Magnetic Confinement of Massless Dirac Fermions in Graphene

Because of Klein tunneling, electrostatic potentials are unable to confine Dirac electrons. We show that it is possible to confine massless Dirac fermions in a monolayer graphene sheet by inhomogeneous magnetic fields.
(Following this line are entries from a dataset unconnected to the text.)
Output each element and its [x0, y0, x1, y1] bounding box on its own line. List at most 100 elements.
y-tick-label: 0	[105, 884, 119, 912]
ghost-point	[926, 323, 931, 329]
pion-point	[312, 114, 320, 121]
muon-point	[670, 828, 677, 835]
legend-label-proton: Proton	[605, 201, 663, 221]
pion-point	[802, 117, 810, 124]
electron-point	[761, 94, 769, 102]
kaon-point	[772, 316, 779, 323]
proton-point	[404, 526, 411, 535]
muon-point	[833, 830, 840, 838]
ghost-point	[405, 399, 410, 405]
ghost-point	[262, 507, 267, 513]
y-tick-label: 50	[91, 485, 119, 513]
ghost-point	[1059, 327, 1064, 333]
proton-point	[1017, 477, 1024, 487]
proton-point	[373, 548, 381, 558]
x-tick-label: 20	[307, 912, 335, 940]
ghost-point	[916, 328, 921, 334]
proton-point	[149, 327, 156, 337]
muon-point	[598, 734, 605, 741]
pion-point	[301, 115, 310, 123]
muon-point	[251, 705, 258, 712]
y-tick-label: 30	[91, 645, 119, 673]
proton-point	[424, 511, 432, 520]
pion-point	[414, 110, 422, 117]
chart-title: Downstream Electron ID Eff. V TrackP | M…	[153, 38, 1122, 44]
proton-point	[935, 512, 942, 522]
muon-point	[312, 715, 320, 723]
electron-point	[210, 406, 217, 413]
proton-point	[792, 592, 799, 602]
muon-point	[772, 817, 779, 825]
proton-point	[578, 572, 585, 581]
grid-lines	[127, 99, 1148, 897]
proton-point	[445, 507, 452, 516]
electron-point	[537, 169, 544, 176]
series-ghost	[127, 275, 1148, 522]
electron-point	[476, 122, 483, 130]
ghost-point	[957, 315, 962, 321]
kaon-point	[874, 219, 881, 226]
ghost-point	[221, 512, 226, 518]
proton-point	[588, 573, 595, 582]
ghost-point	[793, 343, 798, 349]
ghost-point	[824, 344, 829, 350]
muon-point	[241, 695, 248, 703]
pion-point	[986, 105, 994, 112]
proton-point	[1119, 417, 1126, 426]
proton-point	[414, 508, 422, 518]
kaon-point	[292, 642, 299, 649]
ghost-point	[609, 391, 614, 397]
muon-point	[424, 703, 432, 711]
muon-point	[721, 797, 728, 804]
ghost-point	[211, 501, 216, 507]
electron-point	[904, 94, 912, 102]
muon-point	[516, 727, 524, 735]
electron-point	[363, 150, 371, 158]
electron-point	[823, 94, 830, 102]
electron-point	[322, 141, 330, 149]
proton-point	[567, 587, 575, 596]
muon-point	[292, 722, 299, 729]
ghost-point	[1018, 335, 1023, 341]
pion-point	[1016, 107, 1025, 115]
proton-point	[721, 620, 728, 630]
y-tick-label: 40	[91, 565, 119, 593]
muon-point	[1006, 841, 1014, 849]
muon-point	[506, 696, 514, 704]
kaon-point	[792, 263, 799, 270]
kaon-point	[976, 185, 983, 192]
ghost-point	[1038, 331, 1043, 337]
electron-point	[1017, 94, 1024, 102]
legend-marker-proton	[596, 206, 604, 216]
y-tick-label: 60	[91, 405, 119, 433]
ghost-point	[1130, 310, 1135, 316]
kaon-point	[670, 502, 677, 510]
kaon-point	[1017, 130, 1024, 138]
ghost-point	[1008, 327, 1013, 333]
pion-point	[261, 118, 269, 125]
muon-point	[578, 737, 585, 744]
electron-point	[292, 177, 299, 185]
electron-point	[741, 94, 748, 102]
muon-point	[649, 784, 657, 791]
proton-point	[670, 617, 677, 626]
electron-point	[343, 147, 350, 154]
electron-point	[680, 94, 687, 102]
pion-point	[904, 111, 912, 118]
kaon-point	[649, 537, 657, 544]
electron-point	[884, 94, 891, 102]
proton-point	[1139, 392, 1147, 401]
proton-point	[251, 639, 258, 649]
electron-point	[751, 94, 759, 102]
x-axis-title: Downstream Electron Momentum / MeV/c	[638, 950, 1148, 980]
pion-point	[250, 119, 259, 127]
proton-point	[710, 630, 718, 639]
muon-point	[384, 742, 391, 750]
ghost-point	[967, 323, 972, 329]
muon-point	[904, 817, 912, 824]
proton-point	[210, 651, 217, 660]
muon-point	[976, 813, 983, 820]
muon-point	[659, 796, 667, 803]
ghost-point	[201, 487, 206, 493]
This allows one to design mesoscopic structures in graphene by magnetic barriers, e.g., quantum dots or quantum point contacts.

Figure 1

Polar graphs depicting the transmission probability $T(\varphi )$ for a magnetic barrier of width $2d$ at various energies $ϵ$. The outermost semicircle corresponds to $T=1$, the center to $T=0$, with grid spacing $0.2$. Angles between $-\pi /2$ and $+\pi /2$ are shown; the angular grid spacing is $\pi /6$. (a) $T$ as function of barrier width for fixed energy, $ϵl_B=3.7$. For $d/l_B\ge 3.7$, the transmission is zero for all $\varphi$. (b) Same as function of $ϵ$ for $d/l_B=1.5$. The transmission vanishes for $ϵl_B\le 1.5$.

Figure 2

Low-energy eigenenergies (labeled by $m$) for a disklike magnetic quantum dot in graphene versus missing flux $\delta =R^2/2l_B^2$.